In Spain, union organizers are hoping to energize a strike of Amazon workers and even a global customer boycott of Amazon. The actions are timed to disrupt tomorrow’s “Amazon Prime Day,” a heavily promoted sales holiday that is predicted to generate $3.4 billion in revenue. The Independent reports that Spanish unions have asked workers at warehouses to conduct a two-day walkout in order to protest working conditions. It is unclear how widely the #AmazonStrike movement will spread.
In Jacobin, Professor Alex Gourevitch expands on his American Political Science Review article The Right to Strike: A Radical View, to articulate a radical defense of the right to strike.
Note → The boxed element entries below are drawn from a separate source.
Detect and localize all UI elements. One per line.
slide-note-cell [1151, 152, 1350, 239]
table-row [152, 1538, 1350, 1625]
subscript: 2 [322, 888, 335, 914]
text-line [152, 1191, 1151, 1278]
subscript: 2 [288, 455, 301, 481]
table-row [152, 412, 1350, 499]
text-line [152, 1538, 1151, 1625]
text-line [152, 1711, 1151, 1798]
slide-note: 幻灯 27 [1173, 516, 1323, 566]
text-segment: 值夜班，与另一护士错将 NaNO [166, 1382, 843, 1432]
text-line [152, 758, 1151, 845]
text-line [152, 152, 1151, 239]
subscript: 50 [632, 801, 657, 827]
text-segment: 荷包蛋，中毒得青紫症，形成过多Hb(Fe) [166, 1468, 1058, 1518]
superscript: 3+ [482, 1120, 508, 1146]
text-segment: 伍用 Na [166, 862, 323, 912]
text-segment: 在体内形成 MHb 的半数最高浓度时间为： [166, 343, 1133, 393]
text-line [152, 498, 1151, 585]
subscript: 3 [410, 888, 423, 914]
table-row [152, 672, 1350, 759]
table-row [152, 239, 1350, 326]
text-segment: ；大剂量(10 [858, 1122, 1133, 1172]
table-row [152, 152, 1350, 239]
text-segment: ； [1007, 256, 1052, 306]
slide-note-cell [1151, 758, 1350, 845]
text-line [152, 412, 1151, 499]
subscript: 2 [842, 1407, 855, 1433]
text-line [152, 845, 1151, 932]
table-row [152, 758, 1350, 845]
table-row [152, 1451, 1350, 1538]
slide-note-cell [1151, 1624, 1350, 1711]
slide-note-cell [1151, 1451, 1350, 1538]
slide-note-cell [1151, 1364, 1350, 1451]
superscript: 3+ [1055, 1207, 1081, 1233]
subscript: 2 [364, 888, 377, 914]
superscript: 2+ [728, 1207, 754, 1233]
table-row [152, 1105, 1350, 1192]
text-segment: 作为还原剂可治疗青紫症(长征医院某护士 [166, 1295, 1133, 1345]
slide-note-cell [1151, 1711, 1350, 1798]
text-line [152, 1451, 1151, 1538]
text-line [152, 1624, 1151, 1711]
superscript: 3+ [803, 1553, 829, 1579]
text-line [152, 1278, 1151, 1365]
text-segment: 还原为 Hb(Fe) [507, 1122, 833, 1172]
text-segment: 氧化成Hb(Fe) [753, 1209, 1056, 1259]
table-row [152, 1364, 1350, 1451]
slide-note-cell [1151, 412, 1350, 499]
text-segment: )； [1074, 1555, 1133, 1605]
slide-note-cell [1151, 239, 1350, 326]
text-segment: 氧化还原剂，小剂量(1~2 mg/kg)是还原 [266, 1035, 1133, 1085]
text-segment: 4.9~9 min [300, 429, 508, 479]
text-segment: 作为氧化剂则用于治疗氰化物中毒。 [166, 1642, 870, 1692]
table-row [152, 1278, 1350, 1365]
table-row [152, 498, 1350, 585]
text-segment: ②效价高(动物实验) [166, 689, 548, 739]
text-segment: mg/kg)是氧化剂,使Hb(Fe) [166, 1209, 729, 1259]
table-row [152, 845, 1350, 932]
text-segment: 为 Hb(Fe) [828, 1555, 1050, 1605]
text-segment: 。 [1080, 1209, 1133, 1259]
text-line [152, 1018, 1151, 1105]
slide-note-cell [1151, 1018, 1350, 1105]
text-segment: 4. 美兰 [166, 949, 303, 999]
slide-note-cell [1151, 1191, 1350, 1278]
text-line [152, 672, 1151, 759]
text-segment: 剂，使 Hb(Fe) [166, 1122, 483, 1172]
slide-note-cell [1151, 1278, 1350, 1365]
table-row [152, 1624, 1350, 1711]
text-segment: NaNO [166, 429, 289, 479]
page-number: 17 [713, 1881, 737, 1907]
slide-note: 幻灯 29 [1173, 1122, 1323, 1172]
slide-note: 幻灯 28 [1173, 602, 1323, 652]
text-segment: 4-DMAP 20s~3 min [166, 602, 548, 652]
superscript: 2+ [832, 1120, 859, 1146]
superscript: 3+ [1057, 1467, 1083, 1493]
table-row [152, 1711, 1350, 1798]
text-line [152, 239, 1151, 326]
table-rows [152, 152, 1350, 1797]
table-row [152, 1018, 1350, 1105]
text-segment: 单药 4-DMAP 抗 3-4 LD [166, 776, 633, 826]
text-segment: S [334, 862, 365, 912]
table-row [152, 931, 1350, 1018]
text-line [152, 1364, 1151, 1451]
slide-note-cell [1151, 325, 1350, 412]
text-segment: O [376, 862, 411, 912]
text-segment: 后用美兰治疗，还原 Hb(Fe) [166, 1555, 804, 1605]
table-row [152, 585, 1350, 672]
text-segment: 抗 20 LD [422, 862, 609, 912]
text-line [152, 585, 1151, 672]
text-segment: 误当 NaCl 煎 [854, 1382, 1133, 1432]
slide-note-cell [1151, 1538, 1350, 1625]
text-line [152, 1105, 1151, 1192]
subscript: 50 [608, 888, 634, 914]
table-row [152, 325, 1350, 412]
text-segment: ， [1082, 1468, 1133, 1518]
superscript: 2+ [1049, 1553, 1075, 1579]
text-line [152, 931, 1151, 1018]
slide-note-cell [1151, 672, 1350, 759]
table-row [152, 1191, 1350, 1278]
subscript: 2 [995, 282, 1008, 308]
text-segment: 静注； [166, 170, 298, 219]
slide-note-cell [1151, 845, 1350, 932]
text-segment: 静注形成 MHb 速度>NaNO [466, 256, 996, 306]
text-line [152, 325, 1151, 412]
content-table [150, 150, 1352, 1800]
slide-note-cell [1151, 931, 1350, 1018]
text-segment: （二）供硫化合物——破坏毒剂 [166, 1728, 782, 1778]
Gourevitch argues that this right should remain a priority for workers’ rights advocates, despite increasing emphasis on “other social policies” such as “a universal basic income, workplace democracy, and socialized means of production.” In his account, the only way to fight the oppression of employers and workplace inequality is to embrace workers’ “right to resist.” And, in turn, such a right depends on revisiting an older, more oppositional, model of organized labor that revolves around strikes, pickets, and workers’ using economic weapons to fight capital.
In the New York Times, researcher Alex Rosenblat describes how “[d]igital inequality . . . becomes a wedge for opportunities in gig work.” Focusing on nannies, who are, “in a sense, the original gig workers,” Rosenblat explains how years of experience and quality services are not “enough to thrive on a marketplace platform,” which demands access to a smartphone and internet, as well as social networking, branding, and digital communications skills. But lower-income workers are significantly less likely to own a smartphone or have regular internet and email access, and may, simply, not have learned how to navigate platforms like Care.com or how to respond quickly and effectively to customer inquiries. Meanwhile those seeking supplementary income through these platforms are driving down wages and flooding the market for the higher-skilled domestic workers who are not looking for a little pocket cash, but rather rely on these jobs as their “bread and butter.”